Minnetonka-based Medica has developed what it calls My Plan. Medica's John Naylor said the product allows an employer to pay a fixed cost to insure each employee and allows the employee to choose among 20 different plans.
"The employer will define a contribution and that will be transparent to the employee," Naylor said. "So the employee will actually see how much the employer is putting into their account and they will use those funds ... to decide which plan design option for them is the best for their personal situation and determine what additional premium, if any, they want to spend for that coverage."
If this sounds similar to a 401(k) pension plan, it is.
"(It's) no different than if you go to a Charles Schwab or E*trade to manage your money," said Abir Sen, who runs Bloom Health, a Medica partner in the My Plan venture.
Sen said what's happening with health insurance now is what happened with many company pensions in the 1980s. Employers realized they couldn't sustain the pensions indefinitely. They decided to put in a set amount at the front end, and leave more of the decisions up to the employees.

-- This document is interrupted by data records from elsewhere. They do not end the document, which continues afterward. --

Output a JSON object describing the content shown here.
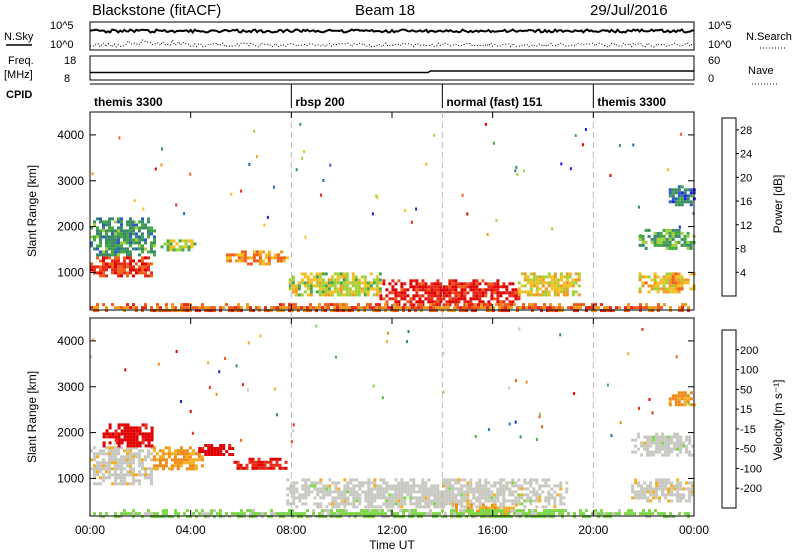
{
  "header": {
    "title": "Blackstone (fitACF)",
    "beam": "Beam 18",
    "date": "29/Jul/2016"
  },
  "status_panel": {
    "nsky_label": "N.Sky",
    "nsearch_label": "N.Search",
    "freq_label_1": "Freq.",
    "freq_label_2": "[MHz]",
    "nave_label": "Nave",
    "cpid_label": "CPID",
    "left_ticks": [
      "10^5",
      "10^0"
    ],
    "right_ticks": [
      "10^5",
      "10^0"
    ],
    "freq_ticks": [
      "18",
      "8"
    ],
    "nave_ticks": [
      "60",
      "0"
    ]
  },
  "cpid_segments": [
    {
      "label": "themis 3300",
      "start": 0.0,
      "end": 8.0
    },
    {
      "label": "rbsp 200",
      "start": 8.0,
      "end": 14.0
    },
    {
      "label": "normal (fast) 151",
      "start": 14.0,
      "end": 20.0
    },
    {
      "label": "themis 3300",
      "start": 20.0,
      "end": 24.0
    }
  ],
  "axes": {
    "xlabel": "Time UT",
    "ylabel": "Slant Range [km]",
    "x_ticks": [
      "00:00",
      "04:00",
      "08:00",
      "12:00",
      "16:00",
      "20:00",
      "00:00"
    ],
    "x_tick_hours": [
      0,
      4,
      8,
      12,
      16,
      20,
      24
    ],
    "y_ticks": [
      "1000",
      "2000",
      "3000",
      "4000"
    ],
    "y_tick_values": [
      1000,
      2000,
      3000,
      4000
    ]
  },
  "colorbars": {
    "power": {
      "label": "Power [dB]",
      "ticks": [
        "4",
        "8",
        "12",
        "16",
        "20",
        "24",
        "28"
      ],
      "colors": [
        "#1f1fe6",
        "#2a5fc0",
        "#3a8a6a",
        "#43a843",
        "#9fd23a",
        "#f2c020",
        "#f29a20",
        "#f0601a",
        "#e82818",
        "#e00000"
      ]
    },
    "velocity": {
      "label": "Velocity [m s⁻¹]",
      "ticks": [
        "200",
        "100",
        "50",
        "15",
        "-15",
        "-50",
        "-100",
        "-200"
      ],
      "colors": [
        "#1a2fd0",
        "#2a6ac0",
        "#2e8a70",
        "#46b64a",
        "#7ed84a",
        "#c8c8c0",
        "#f2b020",
        "#f08a18",
        "#f06018",
        "#e82c18",
        "#e00000"
      ]
    }
  },
  "chart_data": [
    {
      "type": "heatmap",
      "name_ref": "power",
      "x_unit": "hours UT",
      "y_unit": "km",
      "xlim": [
        0,
        24
      ],
      "ylim": [
        180,
        4500
      ],
      "colorbar_range": [
        0,
        30
      ],
      "blobs": [
        {
          "t0": 0.0,
          "t1": 2.4,
          "r0": 900,
          "r1": 1350,
          "value": 25
        },
        {
          "t0": 0.0,
          "t1": 2.6,
          "r0": 1350,
          "r1": 2200,
          "value": 9
        },
        {
          "t0": 2.8,
          "t1": 4.2,
          "r0": 1480,
          "r1": 1720,
          "value": 14
        },
        {
          "t0": 5.4,
          "t1": 7.8,
          "r0": 1200,
          "r1": 1480,
          "value": 20
        },
        {
          "t0": 7.9,
          "t1": 11.5,
          "r0": 500,
          "r1": 1000,
          "value": 15
        },
        {
          "t0": 11.5,
          "t1": 17.0,
          "r0": 300,
          "r1": 850,
          "value": 27
        },
        {
          "t0": 17.0,
          "t1": 19.5,
          "r0": 500,
          "r1": 1000,
          "value": 16
        },
        {
          "t0": 0.0,
          "t1": 24.0,
          "r0": 180,
          "r1": 330,
          "value": 22
        },
        {
          "t0": 21.8,
          "t1": 24.0,
          "r0": 1550,
          "r1": 1950,
          "value": 10
        },
        {
          "t0": 21.8,
          "t1": 24.0,
          "r0": 600,
          "r1": 1000,
          "value": 18
        },
        {
          "t0": 23.0,
          "t1": 24.0,
          "r0": 2500,
          "r1": 2900,
          "value": 6
        }
      ]
    },
    {
      "type": "heatmap",
      "name_ref": "velocity",
      "x_unit": "hours UT",
      "y_unit": "km",
      "xlim": [
        0,
        24
      ],
      "ylim": [
        180,
        4500
      ],
      "colorbar_range": [
        -200,
        200
      ],
      "blobs": [
        {
          "t0": 0.0,
          "t1": 2.5,
          "r0": 900,
          "r1": 1700,
          "value": -5
        },
        {
          "t0": 0.5,
          "t1": 2.5,
          "r0": 1700,
          "r1": 2200,
          "value": -180
        },
        {
          "t0": 2.5,
          "t1": 4.5,
          "r0": 1200,
          "r1": 1700,
          "value": -60
        },
        {
          "t0": 4.3,
          "t1": 5.7,
          "r0": 1500,
          "r1": 1750,
          "value": -180
        },
        {
          "t0": 5.7,
          "t1": 7.8,
          "r0": 1200,
          "r1": 1450,
          "value": -160
        },
        {
          "t0": 7.8,
          "t1": 19.0,
          "r0": 350,
          "r1": 1000,
          "value": 0
        },
        {
          "t0": 14.5,
          "t1": 17.0,
          "r0": 250,
          "r1": 450,
          "value": -60
        },
        {
          "t0": 0.0,
          "t1": 24.0,
          "r0": 180,
          "r1": 330,
          "value": 30
        },
        {
          "t0": 21.5,
          "t1": 24.0,
          "r0": 1500,
          "r1": 2000,
          "value": 0
        },
        {
          "t0": 21.5,
          "t1": 24.0,
          "r0": 500,
          "r1": 1000,
          "value": -5
        },
        {
          "t0": 23.0,
          "t1": 24.0,
          "r0": 2600,
          "r1": 2900,
          "value": -70
        }
      ]
    }
  ]
}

"We see a similar dynamic playing out now where you have the same three forces converging: our Great Recession squeezing large and small employers alike, you have health care costs that keep going up and you have regulatory changes that have happened and will continue to happen," Sen said. "Employers are beginning to wonder how they're going to sustain their health care liability indefinitely into the future."
But this new approach is likely to shift more of the financial burden to the employee.

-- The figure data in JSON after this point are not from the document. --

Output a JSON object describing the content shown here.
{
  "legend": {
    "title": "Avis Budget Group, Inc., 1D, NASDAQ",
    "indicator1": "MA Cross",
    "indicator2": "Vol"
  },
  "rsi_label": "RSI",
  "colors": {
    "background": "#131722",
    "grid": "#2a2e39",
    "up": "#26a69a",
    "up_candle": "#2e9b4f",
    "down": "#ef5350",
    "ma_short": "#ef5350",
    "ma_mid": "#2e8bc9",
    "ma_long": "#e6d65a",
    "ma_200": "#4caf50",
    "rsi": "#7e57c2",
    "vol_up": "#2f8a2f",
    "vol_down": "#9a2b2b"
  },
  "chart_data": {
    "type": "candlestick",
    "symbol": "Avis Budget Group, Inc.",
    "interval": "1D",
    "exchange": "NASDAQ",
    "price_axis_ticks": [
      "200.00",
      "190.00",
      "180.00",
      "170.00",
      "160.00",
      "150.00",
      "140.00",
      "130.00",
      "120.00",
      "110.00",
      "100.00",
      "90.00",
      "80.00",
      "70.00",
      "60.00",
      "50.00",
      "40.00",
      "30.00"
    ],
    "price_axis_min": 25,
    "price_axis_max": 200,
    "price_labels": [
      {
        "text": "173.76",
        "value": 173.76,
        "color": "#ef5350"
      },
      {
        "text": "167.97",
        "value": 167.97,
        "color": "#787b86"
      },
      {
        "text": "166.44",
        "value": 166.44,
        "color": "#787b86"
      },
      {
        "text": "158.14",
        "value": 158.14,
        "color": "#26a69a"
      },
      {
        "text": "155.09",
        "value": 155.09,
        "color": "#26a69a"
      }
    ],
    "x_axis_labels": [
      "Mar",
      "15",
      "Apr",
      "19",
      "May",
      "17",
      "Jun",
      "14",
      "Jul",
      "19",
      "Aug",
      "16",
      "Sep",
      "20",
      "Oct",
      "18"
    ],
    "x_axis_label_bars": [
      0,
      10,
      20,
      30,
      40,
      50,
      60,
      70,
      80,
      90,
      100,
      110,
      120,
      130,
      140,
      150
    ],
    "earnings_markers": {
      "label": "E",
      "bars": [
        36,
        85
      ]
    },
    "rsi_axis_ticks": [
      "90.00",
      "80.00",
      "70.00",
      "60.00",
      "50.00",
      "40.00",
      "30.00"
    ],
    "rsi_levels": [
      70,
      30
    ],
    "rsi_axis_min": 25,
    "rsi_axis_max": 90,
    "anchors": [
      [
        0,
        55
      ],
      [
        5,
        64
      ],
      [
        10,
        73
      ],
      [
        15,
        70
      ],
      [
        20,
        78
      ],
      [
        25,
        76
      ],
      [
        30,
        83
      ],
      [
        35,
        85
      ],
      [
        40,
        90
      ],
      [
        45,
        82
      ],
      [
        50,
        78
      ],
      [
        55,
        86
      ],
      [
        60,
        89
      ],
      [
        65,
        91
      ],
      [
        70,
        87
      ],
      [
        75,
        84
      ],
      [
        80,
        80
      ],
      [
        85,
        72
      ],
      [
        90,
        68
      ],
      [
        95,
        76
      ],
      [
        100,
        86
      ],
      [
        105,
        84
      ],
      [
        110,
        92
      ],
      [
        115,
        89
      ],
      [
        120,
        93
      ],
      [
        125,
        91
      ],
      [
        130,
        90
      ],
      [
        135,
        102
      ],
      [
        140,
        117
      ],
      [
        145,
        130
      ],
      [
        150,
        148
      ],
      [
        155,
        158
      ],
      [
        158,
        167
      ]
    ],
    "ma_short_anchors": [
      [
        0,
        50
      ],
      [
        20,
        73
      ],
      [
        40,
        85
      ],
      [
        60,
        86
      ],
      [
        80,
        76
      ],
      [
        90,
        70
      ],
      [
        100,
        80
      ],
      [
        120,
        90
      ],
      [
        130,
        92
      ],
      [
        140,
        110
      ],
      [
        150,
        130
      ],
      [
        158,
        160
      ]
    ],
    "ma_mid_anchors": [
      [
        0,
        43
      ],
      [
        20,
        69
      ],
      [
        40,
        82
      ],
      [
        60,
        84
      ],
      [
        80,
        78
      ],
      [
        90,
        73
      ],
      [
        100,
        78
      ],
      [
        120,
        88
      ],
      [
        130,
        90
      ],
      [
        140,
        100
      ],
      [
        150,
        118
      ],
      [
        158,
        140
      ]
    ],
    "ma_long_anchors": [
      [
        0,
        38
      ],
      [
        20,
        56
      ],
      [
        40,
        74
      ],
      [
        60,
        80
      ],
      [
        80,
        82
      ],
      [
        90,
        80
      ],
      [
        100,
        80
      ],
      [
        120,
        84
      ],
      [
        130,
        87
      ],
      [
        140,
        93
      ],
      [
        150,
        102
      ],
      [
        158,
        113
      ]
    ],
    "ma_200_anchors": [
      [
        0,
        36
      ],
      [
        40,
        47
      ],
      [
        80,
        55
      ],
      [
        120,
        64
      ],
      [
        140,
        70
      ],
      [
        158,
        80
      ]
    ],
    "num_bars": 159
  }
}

That's the take of David Delahanty, with the Human Resources consulting firm, Towers Watson.
"It can save the employer money, but it's at the expense of the employees," Delahanty said. "It's not going to reduce everybody's costs, it just reduces the amount the employer contributes."
On the other hand, Lynn Blewett, a health economist at the University of Minnesota said this kind of plan could convince more employers to provide some coverage. But she said there's another concern for consumers.
"It takes the employer out of the role of paying for the increases in health care costs but also in helping employees organize to get the best deal in the market," Blewett said. "It basically takes the employer out of the role which has been a benefit to employers and consumers who work for larger employers."
But it's worth bearing in mind that much is likely to change as 2014 approaches, and that change is likely to continue well beyond, as employers, insurers and the government react to the various changes in the health care marketplace.